Enfin, dans les pays industriels avancés, cette manœuvre patronale réussit à établir une division beaucoup plus solide que celle basée sur le racisme : elle permet de faire subir aux femmes les flux et les reflux de la crise, en n’encourant pas les risques d’une concentration de travailleurs immigrés chômeurs dans les bidonvilles. Les femmes, elles, rentrent au foyer, comme elles ont été conditionnées à le faire, et constituent pour le patronat une formidable armée industrielle de réserve.

Les dangers du féminisme.

Telles sont brièvement les raisons objectives pour lesquelles la lutte contre l’oppression des travailleurs doit obligatoirement être celle de la classe ouvrière toute entière. Seuls les travailleurs et les travailleuses, et avec eux, tous ceux qui auront choisi de rompre avec leur classe pour rejoindre la classe ouvrière, peuvent être « révolutionnaires jusqu’au bout » ; car eux seuls ont pour objectif de détruire le système capitaliste, et avec lui, tout ce qui en assure la survie : famille monogamique, propriété privée (ou collective, comme pour une bourgeoisie d’Etat), héritage, et par là oppression des femmes.
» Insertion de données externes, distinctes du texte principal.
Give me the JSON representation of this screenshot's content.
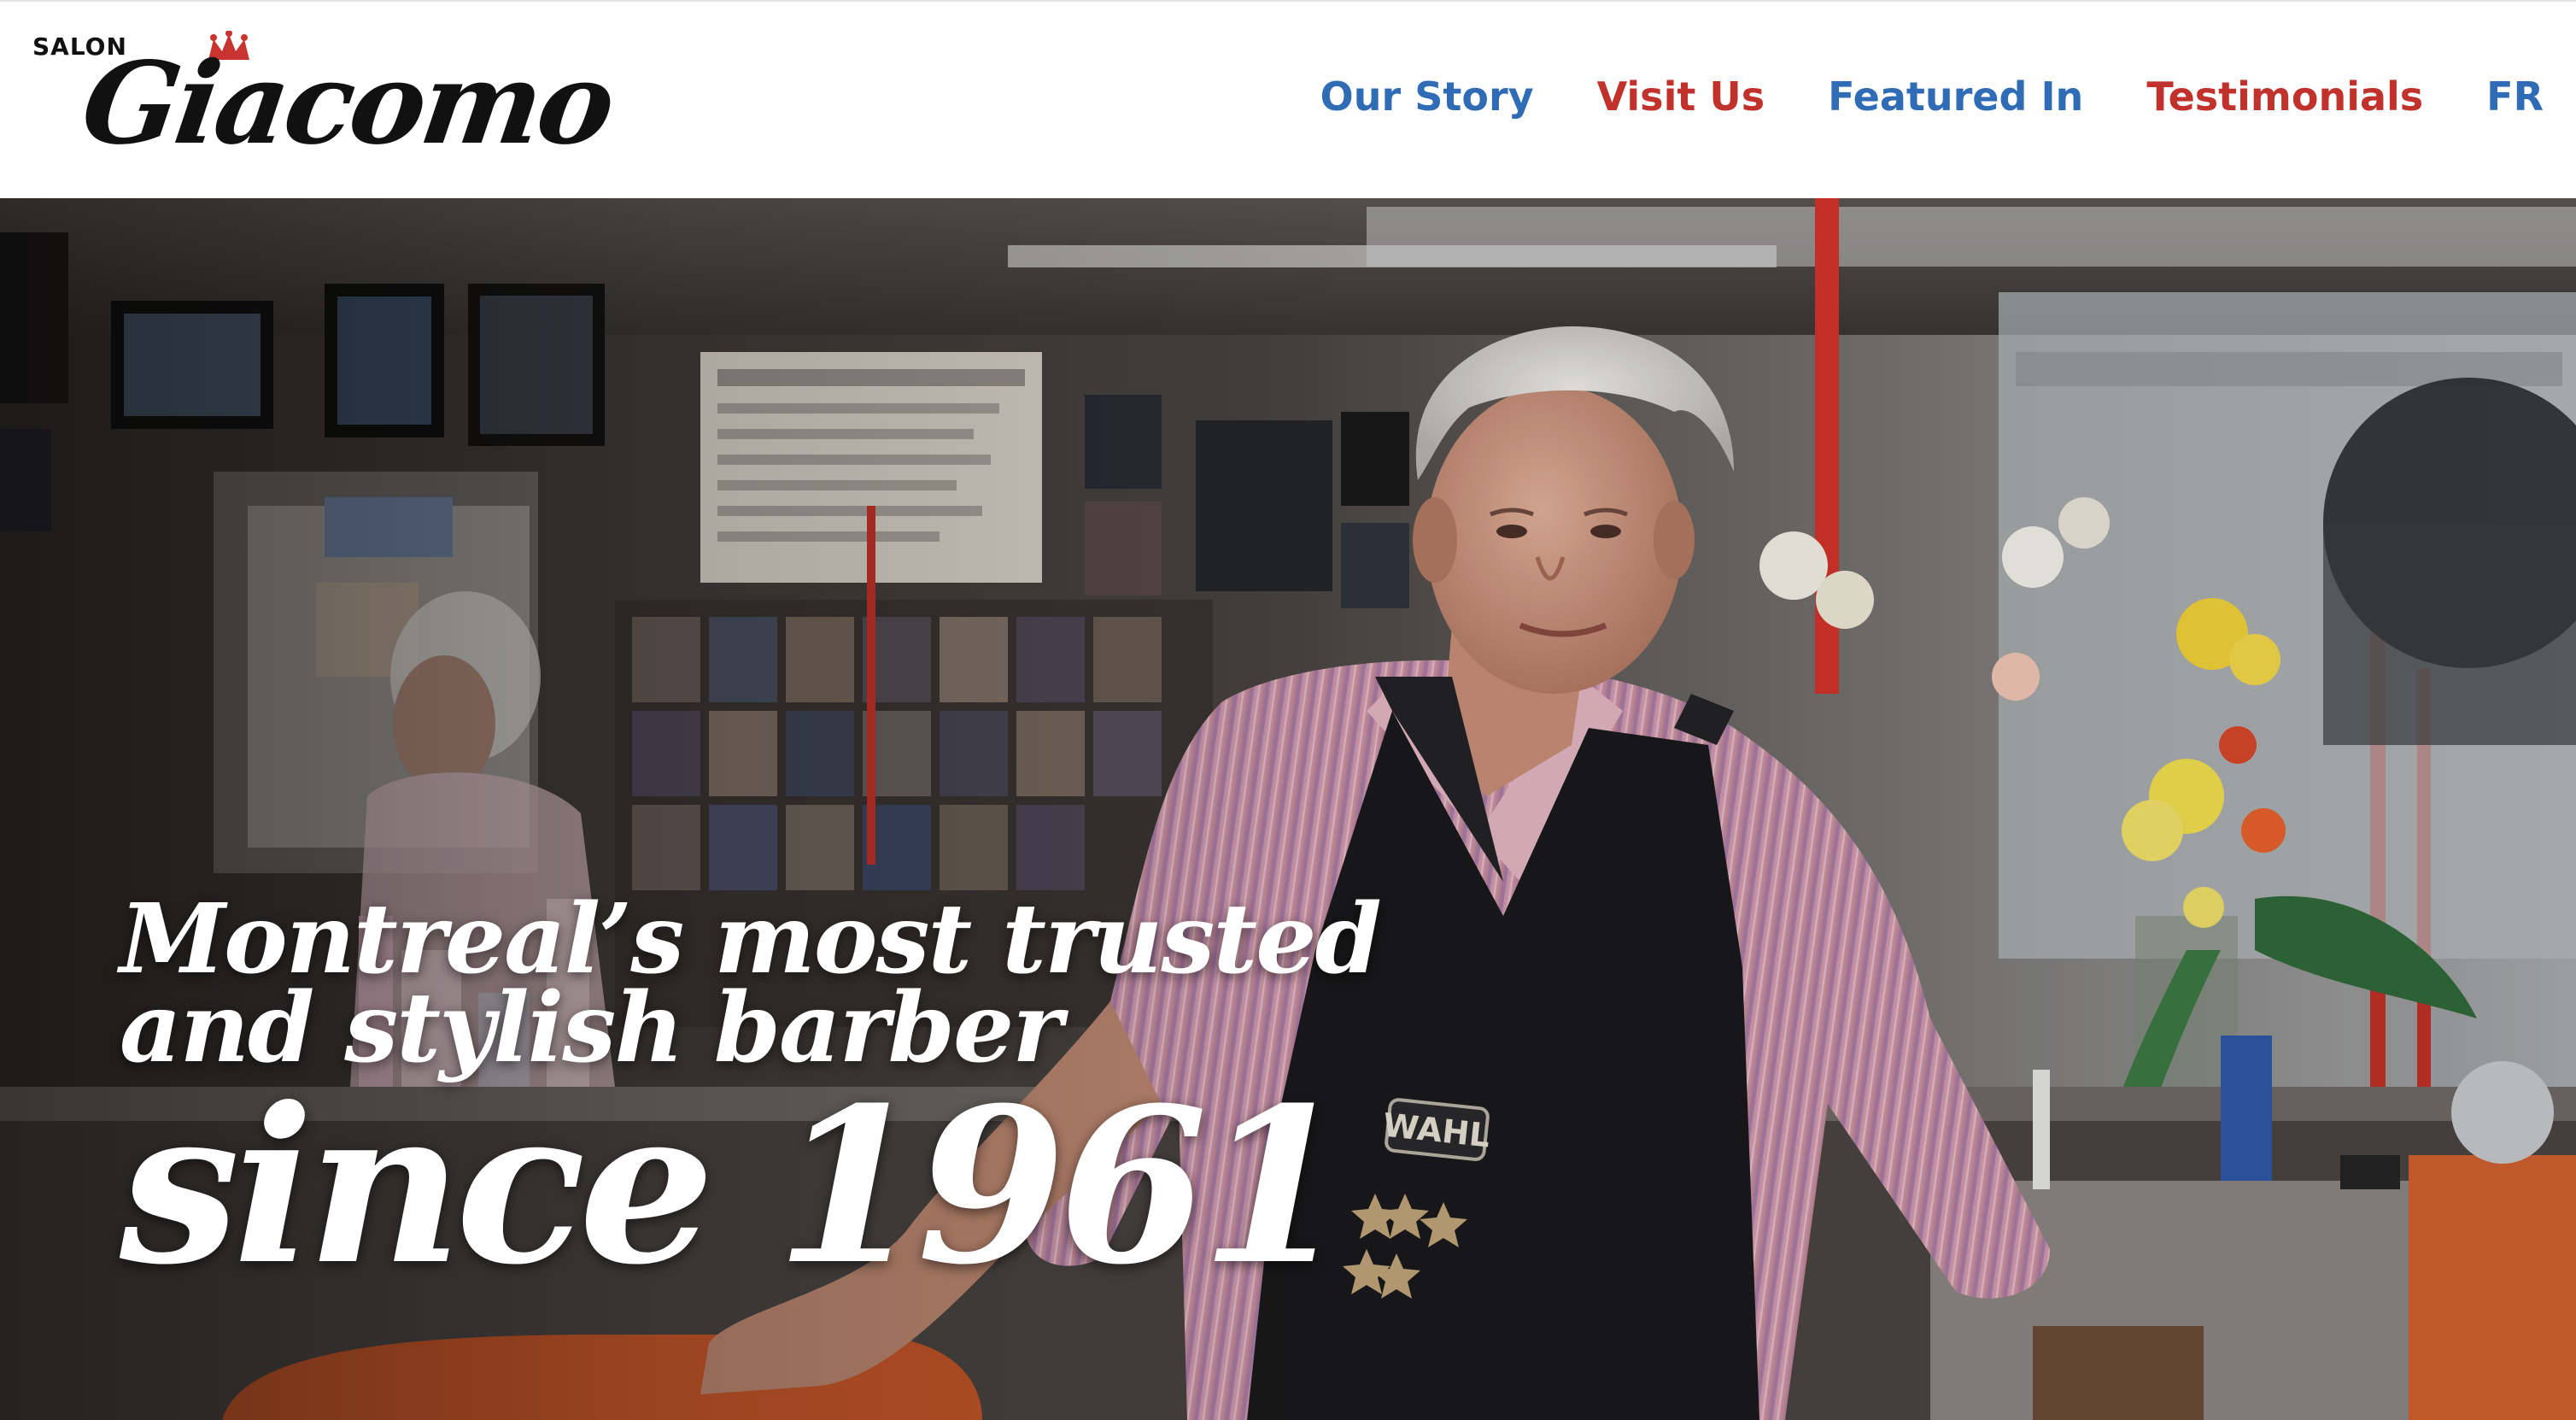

Au contraire, rejoindre les mouvements féministes bourgeois ou petits-bourgeois, voilà le plus sûr moyen pour les travailleuses, pour les femmes de la classe ouvrière, de se battre pour des intérêts qui ne sont pas les leurs.

On ne peut pas lutter avec des femmes bourgeoises contre ce qui est à la base de notre aliénation, c’est-à-dire contre les rapports de production actuels, quand ces femmes ont tout intérêt à maintenir ces rapports et à entretenir l’exploitation forcenée d’une classe par une autre.
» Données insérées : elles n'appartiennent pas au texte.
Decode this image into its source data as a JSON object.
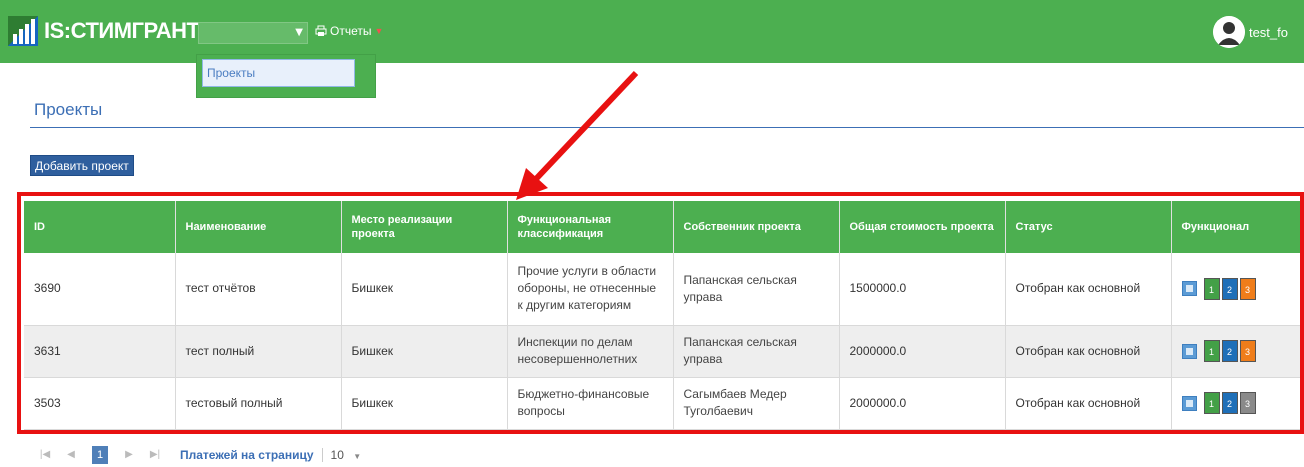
{
  "header": {
    "brand": "IS:СТИМГРАНТ",
    "reports_label": "Отчеты",
    "username": "test_fo",
    "colors": {
      "navbar": "#4caf50",
      "accent": "#3c6fb5"
    }
  },
  "dropdown": {
    "items": [
      {
        "label": "Проекты"
      }
    ]
  },
  "page": {
    "title": "Проекты",
    "add_button": "Добавить проект"
  },
  "table": {
    "columns": [
      "ID",
      "Наименование",
      "Место реализации проекта",
      "Функциональная классификация",
      "Собственник проекта",
      "Общая стоимость проекта",
      "Статус",
      "Функционал"
    ],
    "rows": [
      {
        "id": "3690",
        "name": "тест отчётов",
        "place": "Бишкек",
        "classification": "Прочие услуги в области обороны, не отнесенные к другим категориям",
        "owner": "Папанская сельская управа",
        "cost": "1500000.0",
        "status": "Отобран как основной",
        "docs": [
          "1",
          "2",
          "3"
        ]
      },
      {
        "id": "3631",
        "name": "тест полный",
        "place": "Бишкек",
        "classification": "Инспекции по делам несовершеннолетних",
        "owner": "Папанская сельская управа",
        "cost": "2000000.0",
        "status": "Отобран как основной",
        "docs": [
          "1",
          "2",
          "3"
        ]
      },
      {
        "id": "3503",
        "name": "тестовый полный",
        "place": "Бишкек",
        "classification": "Бюджетно-финансовые вопросы",
        "owner": "Сагымбаев Медер Туголбаевич",
        "cost": "2000000.0",
        "status": "Отобран как основной",
        "docs": [
          "1",
          "2",
          "3"
        ]
      }
    ],
    "doc_colors": {
      "r0": [
        "#43a047",
        "#1e6fb8",
        "#ef7d1a"
      ],
      "r1": [
        "#43a047",
        "#1e6fb8",
        "#ef7d1a"
      ],
      "r2": [
        "#43a047",
        "#1e6fb8",
        "#8a8a8a"
      ]
    }
  },
  "pagination": {
    "first": "|◀",
    "prev": "◀",
    "current_page": "1",
    "next": "▶",
    "last": "▶|",
    "per_page_label": "Платежей на страницу",
    "per_page_value": "10"
  },
  "icons": {
    "logo": "chart-bars-icon",
    "reports": "print-icon",
    "avatar": "user-avatar-icon",
    "edit": "edit-icon",
    "doc": "document-icon"
  }
}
Nous devons bien voir que ces mouvements féministes ne servent pas la classe ouvrière, mais bien plutôt les intérêts des classes dominantes. Leur programme bourgeois revient de fait à caporaliser le mouvement des femmes de la classe ouvrière, et à le mener sur une voie de garage.
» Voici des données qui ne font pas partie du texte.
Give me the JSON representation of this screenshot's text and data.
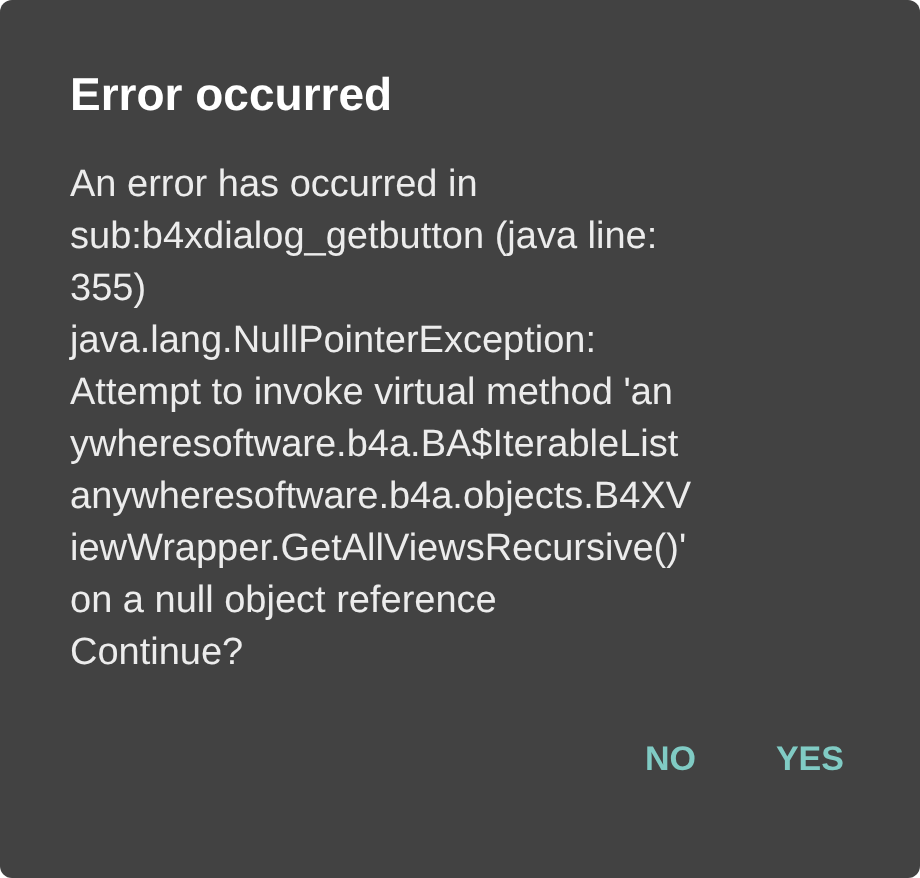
{
  "dialog": {
    "title": "Error occurred",
    "message": "An error has occurred in\nsub:b4xdialog_getbutton (java line:\n355)\njava.lang.NullPointerException:\nAttempt to invoke virtual method 'an\nywheresoftware.b4a.BA$IterableList\nanywheresoftware.b4a.objects.B4XV\niewWrapper.GetAllViewsRecursive()'\non a null object reference\nContinue?",
    "buttons": [
      "NO",
      "YES"
    ]
  }
}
La seule alternative pour les femmes travailleuses, et pour tous ceux qui veulent lutter de façon conséquente pour la libération de la femme, est en fait de s’organiser sur des bases de classe, de façon autonome vis-à-vis des couches dominantes : et leur plus grand intérêt sera de rejoindre les organisations internationalistes de l’avant-garde ouvrière, qui luttent elles-mêmes, hommes et femmes, contre l’oppression des femmes et pour le renversement du système capitaliste exploiteur.